File 0004-drm-i915-bdw-Apply-workarounds-in-render-ring-init-f.patch of Package drm

From 3749468741d665597cfc74676a608d3ea9d63e1b Mon Sep 17 00:00:00 2001
From: Arun Siluvery <arun.siluvery@linux.intel.com>
Date: Tue, 26 Aug 2014 14:44:50 +0100
Subject: [PATCH 4/9] drm/i915/bdw: Apply workarounds in render ring init
 function
MIME-Version: 1.0
Content-Type: text/plain; charset=UTF-8
Content-Transfer-Encoding: 8bit

Upstream commit id 86d7f23842f1bce3ab5e8c8d0c676112bbc4c99b.

For BDW workarounds are currently initialized in init_clock_gating() but
they are lost during reset, suspend/resume etc; this patch moves the WAs
that are part of register state context to render ring init fn otherwise
default context ends up with incorrect values as they don't get initialized
until init_clock_gating fn.

v2: Add workarounds to golden render state
This method has its own issues, first of all this is different for
each gen and it is generated using a tool so adding new workaround
and mainitaining them across gens is not a straightforward process.

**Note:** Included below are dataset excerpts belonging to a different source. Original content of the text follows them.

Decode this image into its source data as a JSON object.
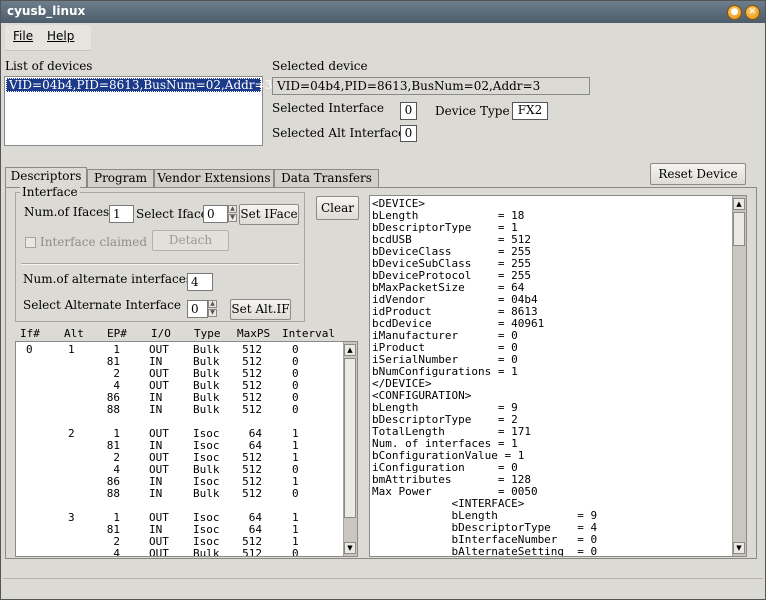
{
  "window": {
    "title": "cyusb_linux"
  },
  "menu": [
    {
      "label": "File"
    },
    {
      "label": "Help"
    }
  ],
  "devices": {
    "label": "List of devices",
    "items": [
      "VID=04b4,PID=8613,BusNum=02,Addr=3"
    ]
  },
  "selected_device": {
    "label": "Selected device",
    "value": "VID=04b4,PID=8613,BusNum=02,Addr=3"
  },
  "selected_interface": {
    "label": "Selected Interface",
    "value": "0"
  },
  "device_type": {
    "label": "Device Type",
    "value": "FX2"
  },
  "selected_alt_interface": {
    "label": "Selected Alt Interface",
    "value": "0"
  },
  "tabs": [
    {
      "label": "Descriptors",
      "active": true
    },
    {
      "label": "Program",
      "active": false
    },
    {
      "label": "Vendor Extensions",
      "active": false
    },
    {
      "label": "Data Transfers",
      "active": false
    }
  ],
  "reset_button": "Reset Device",
  "clear_button": "Clear",
  "interface_group": {
    "title": "Interface",
    "num_ifaces_label": "Num.of Ifaces",
    "num_ifaces_value": "1",
    "select_iface_label": "Select Iface",
    "select_iface_value": "0",
    "set_iface_button": "Set IFace",
    "claimed_label": "Interface claimed",
    "detach_button": "Detach",
    "num_alt_label": "Num.of alternate interfaces",
    "num_alt_value": "4",
    "select_alt_label": "Select Alternate Interface",
    "select_alt_value": "0",
    "set_alt_button": "Set Alt.IF"
  },
  "endpoints": {
    "headers": [
      "If#",
      "Alt",
      "EP#",
      "I/O",
      "Type",
      "MaxPS",
      "Interval"
    ],
    "rows": [
      [
        "0",
        "1",
        "1",
        "OUT",
        "Bulk",
        "512",
        "0"
      ],
      [
        "",
        "",
        "81",
        "IN",
        "Bulk",
        "512",
        "0"
      ],
      [
        "",
        "",
        "2",
        "OUT",
        "Bulk",
        "512",
        "0"
      ],
      [
        "",
        "",
        "4",
        "OUT",
        "Bulk",
        "512",
        "0"
      ],
      [
        "",
        "",
        "86",
        "IN",
        "Bulk",
        "512",
        "0"
      ],
      [
        "",
        "",
        "88",
        "IN",
        "Bulk",
        "512",
        "0"
      ],
      [
        "",
        "",
        "",
        "",
        "",
        "",
        ""
      ],
      [
        "",
        "2",
        "1",
        "OUT",
        "Isoc",
        "64",
        "1"
      ],
      [
        "",
        "",
        "81",
        "IN",
        "Isoc",
        "64",
        "1"
      ],
      [
        "",
        "",
        "2",
        "OUT",
        "Isoc",
        "512",
        "1"
      ],
      [
        "",
        "",
        "4",
        "OUT",
        "Bulk",
        "512",
        "0"
      ],
      [
        "",
        "",
        "86",
        "IN",
        "Isoc",
        "512",
        "1"
      ],
      [
        "",
        "",
        "88",
        "IN",
        "Bulk",
        "512",
        "0"
      ],
      [
        "",
        "",
        "",
        "",
        "",
        "",
        ""
      ],
      [
        "",
        "3",
        "1",
        "OUT",
        "Isoc",
        "64",
        "1"
      ],
      [
        "",
        "",
        "81",
        "IN",
        "Isoc",
        "64",
        "1"
      ],
      [
        "",
        "",
        "2",
        "OUT",
        "Isoc",
        "512",
        "1"
      ],
      [
        "",
        "",
        "4",
        "OUT",
        "Bulk",
        "512",
        "0"
      ]
    ]
  },
  "descriptor_text": [
    "<DEVICE>",
    "bLength            = 18",
    "bDescriptorType    = 1",
    "bcdUSB             = 512",
    "bDeviceClass       = 255",
    "bDeviceSubClass    = 255",
    "bDeviceProtocol    = 255",
    "bMaxPacketSize     = 64",
    "idVendor           = 04b4",
    "idProduct          = 8613",
    "bcdDevice          = 40961",
    "iManufacturer      = 0",
    "iProduct           = 0",
    "iSerialNumber      = 0",
    "bNumConfigurations = 1",
    "</DEVICE>",
    "<CONFIGURATION>",
    "bLength            = 9",
    "bDescriptorType    = 2",
    "TotalLength        = 171",
    "Num. of interfaces = 1",
    "bConfigurationValue = 1",
    "iConfiguration     = 0",
    "bmAttributes       = 128",
    "Max Power          = 0050",
    "            <INTERFACE>",
    "            bLength            = 9",
    "            bDescriptorType    = 4",
    "            bInterfaceNumber   = 0",
    "            bAlternateSetting  = 0"
  ]
}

v3: Use LRIs to emit these workarounds (Ville)
Instead of modifying the golden render state the same LRIs are
emitted from within the driver.

v4: Use abstract name when exporting gen specific routines (Chris)

For: VIZ-4092
Signed-off-by: Arun Siluvery <arun.siluvery@linux.intel.com>
Reviewed-by: Ville Syrjälä <ville.syrjala@linux.intel.com>
Signed-off-by: Daniel Vetter <daniel.vetter@ffwll.ch>
---
 drivers/gpu/drm/i915/i915_gem_context.c |    6 ++
 drivers/gpu/drm/i915/intel_pm.c         |   50 --------------------
 drivers/gpu/drm/i915/intel_ringbuffer.c |   79 ++++++++++++++++++++++++++++++++
 drivers/gpu/drm/i915/intel_ringbuffer.h |    2 
 4 files changed, 88 insertions(+), 49 deletions(-)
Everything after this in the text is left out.